Marina had me fooled. I was quite certain that at the age of 14 she had poisoned her governess with boric acid, which she certainly could have done. In the nineteenth century boric acid was taken medicinally for various stomach ailments, hence, I thought, Marina somehow made sure her governess got an overdose.

But I do think she did do away with her governess, Mlle. Stopchin,  or "Stopchin" as she seems to have been known in the family. Stopchin, it turns out, was not Madame Segur (nee Rostopchina), as Vivian Darbloom would have us believe, but Evdokiya Rostopchina (nee Suchova, 1811-1858).
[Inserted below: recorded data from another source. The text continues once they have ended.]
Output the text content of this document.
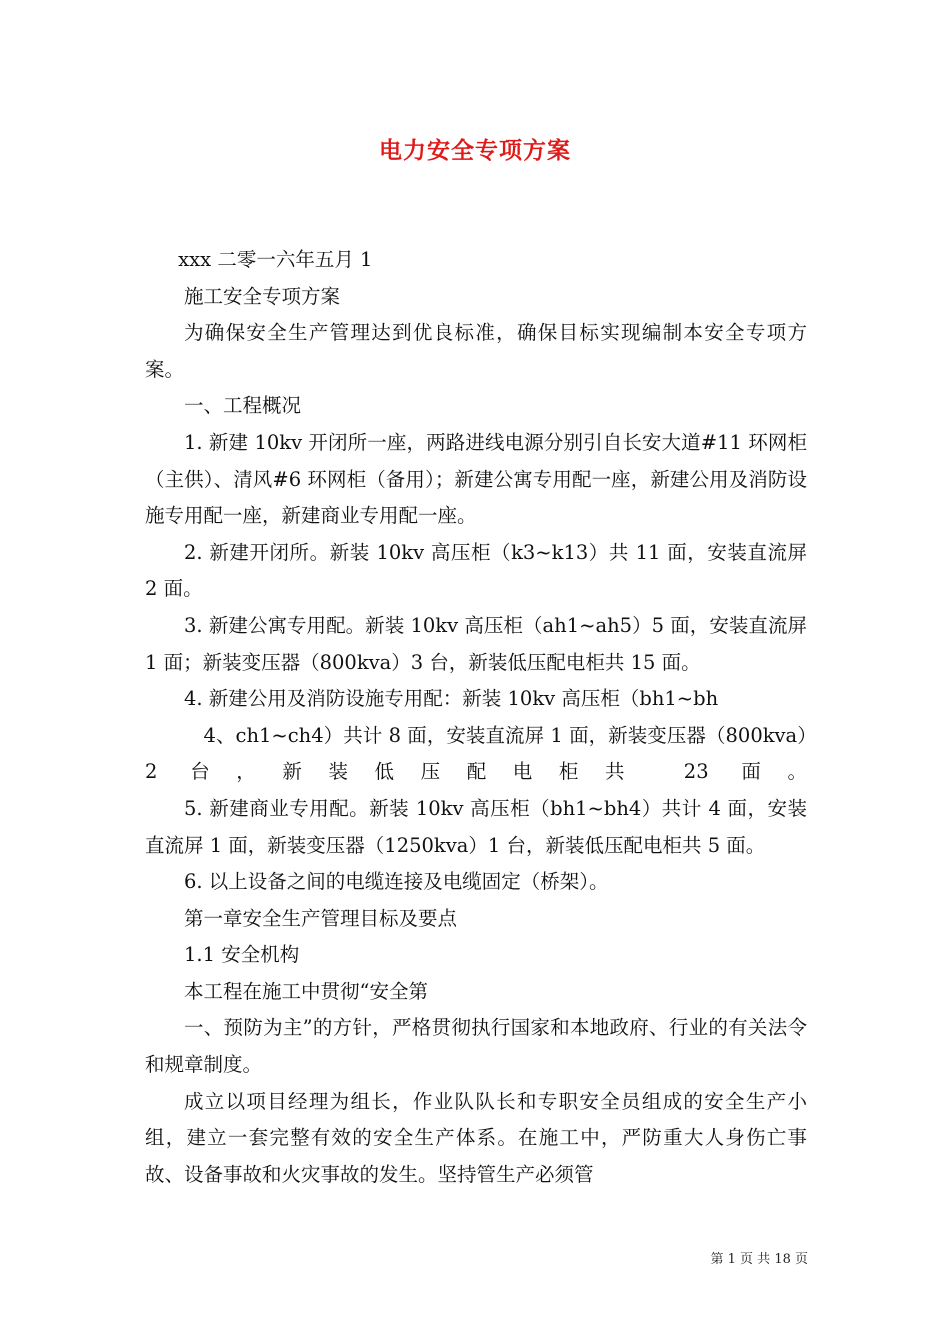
电力安全专项方案

xxx 二零一六年五月 1

施工安全专项方案

为确保安全生产管理达到优良标准，确保目标实现编制本安全专项方案。

一、工程概况

1. 新建 10kv 开闭所一座，两路进线电源分别引自长安大道#11 环网柜（主供）、清风#6 环网柜（备用）；新建公寓专用配一座，新建公用及消防设施专用配一座，新建商业专用配一座。

2. 新建开闭所。新装 10kv 高压柜（k3~k13）共 11 面，安装直流屏 2 面。

3. 新建公寓专用配。新装 10kv 高压柜（ah1~ah5）5 面，安装直流屏 1 面；新装变压器（800kva）3 台，新装低压配电柜共 15 面。

4. 新建公用及消防设施专用配：新装 10kv 高压柜（bh1~bh

4、ch1~ch4）共计 8 面，安装直流屏 1 面，新装变压器（800kva）2 台，新装低压配电柜共 23 面。

5. 新建商业专用配。新装 10kv 高压柜（bh1~bh4）共计 4 面，安装直流屏 1 面，新装变压器（1250kva）1 台，新装低压配电柜共 5 面。

6. 以上设备之间的电缆连接及电缆固定（桥架）。

第一章安全生产管理目标及要点

1.1 安全机构

本工程在施工中贯彻“安全第

一、预防为主”的方针，严格贯彻执行国家和本地政府、行业的有关法令和规章制度。

成立以项目经理为组长，作业队队长和专职安全员组成的安全生产小组，建立一套完整有效的安全生产体系。在施工中，严防重大人身伤亡事故、设备事故和火灾事故的发生。坚持管生产必须管

第 1 页 共 18 页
The means, however, was fire:

A sort of hoary riddle (Les Sophismes de Sophie by Mlle Stopchin in the Bibliothèque Vieux Rose series): did the Burning Barn come before the Cockloft or the Cockloft come first. ... And we both were roused in our separate rooms by her crying au feu! July 28? August 4?

Who cried? Stopchin cried? Larivière cried? Larivière? Answer! Crying that the barn flambait?
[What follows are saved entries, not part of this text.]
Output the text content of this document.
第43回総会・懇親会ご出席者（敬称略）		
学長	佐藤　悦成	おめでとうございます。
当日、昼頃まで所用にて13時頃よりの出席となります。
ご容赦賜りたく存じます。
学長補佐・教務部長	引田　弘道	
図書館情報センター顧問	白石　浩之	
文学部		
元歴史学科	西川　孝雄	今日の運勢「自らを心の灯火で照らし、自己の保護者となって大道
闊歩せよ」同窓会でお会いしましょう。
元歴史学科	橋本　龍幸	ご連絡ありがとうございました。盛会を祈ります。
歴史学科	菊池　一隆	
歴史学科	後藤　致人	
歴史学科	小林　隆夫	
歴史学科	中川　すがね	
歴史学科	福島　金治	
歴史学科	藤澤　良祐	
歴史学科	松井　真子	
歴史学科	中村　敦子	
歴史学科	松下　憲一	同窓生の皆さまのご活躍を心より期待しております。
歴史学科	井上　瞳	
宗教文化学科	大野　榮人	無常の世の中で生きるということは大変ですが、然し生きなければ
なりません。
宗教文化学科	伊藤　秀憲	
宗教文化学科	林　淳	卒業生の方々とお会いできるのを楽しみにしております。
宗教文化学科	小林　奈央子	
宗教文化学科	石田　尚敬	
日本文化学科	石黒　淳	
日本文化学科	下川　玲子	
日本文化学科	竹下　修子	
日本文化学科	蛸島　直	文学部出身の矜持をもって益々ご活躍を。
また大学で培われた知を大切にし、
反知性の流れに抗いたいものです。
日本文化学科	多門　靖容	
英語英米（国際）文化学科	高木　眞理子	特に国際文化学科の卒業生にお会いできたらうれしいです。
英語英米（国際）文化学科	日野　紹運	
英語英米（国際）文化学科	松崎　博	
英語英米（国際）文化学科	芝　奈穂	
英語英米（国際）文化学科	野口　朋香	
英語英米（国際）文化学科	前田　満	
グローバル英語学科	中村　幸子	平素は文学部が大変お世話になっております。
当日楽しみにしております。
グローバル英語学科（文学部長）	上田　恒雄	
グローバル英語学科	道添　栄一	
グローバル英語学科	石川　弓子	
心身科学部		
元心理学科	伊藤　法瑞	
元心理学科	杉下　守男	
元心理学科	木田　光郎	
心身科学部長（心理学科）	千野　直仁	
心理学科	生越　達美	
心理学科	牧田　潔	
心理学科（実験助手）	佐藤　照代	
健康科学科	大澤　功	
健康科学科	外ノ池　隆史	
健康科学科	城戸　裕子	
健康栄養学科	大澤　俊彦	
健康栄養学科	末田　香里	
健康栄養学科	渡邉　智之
No, she was fast ablaze ‹ I mean, asleep. I know, said Van....

(Part I, chapter 19)

The real (Terrestrial) Countess Rostopchina,* the poetess and friend of Pushkin,
Lermontov, Vyazemsky, and others,  died in 1858 when Marina was 14, but she was nobody's governess, and though only 46, died of apparently natural causes on December 3, following a long illness. Presumably on Antiterra, she could have survived a few months after being burned on July 28 or August 4..

Marina had reason to think of "for example, Smoke...."

Carolyn Kunin


*Of special interest to readers of Ada: "Special'no dlya francuzskoi aktrisy Rashel' ona perevodit na francuzskii svoyu poeticheskuyu dramu Doch' Don Zhuana." (For the French actress Rachel, she translated her drama in verse, "Daughter of Don Juan" into French.)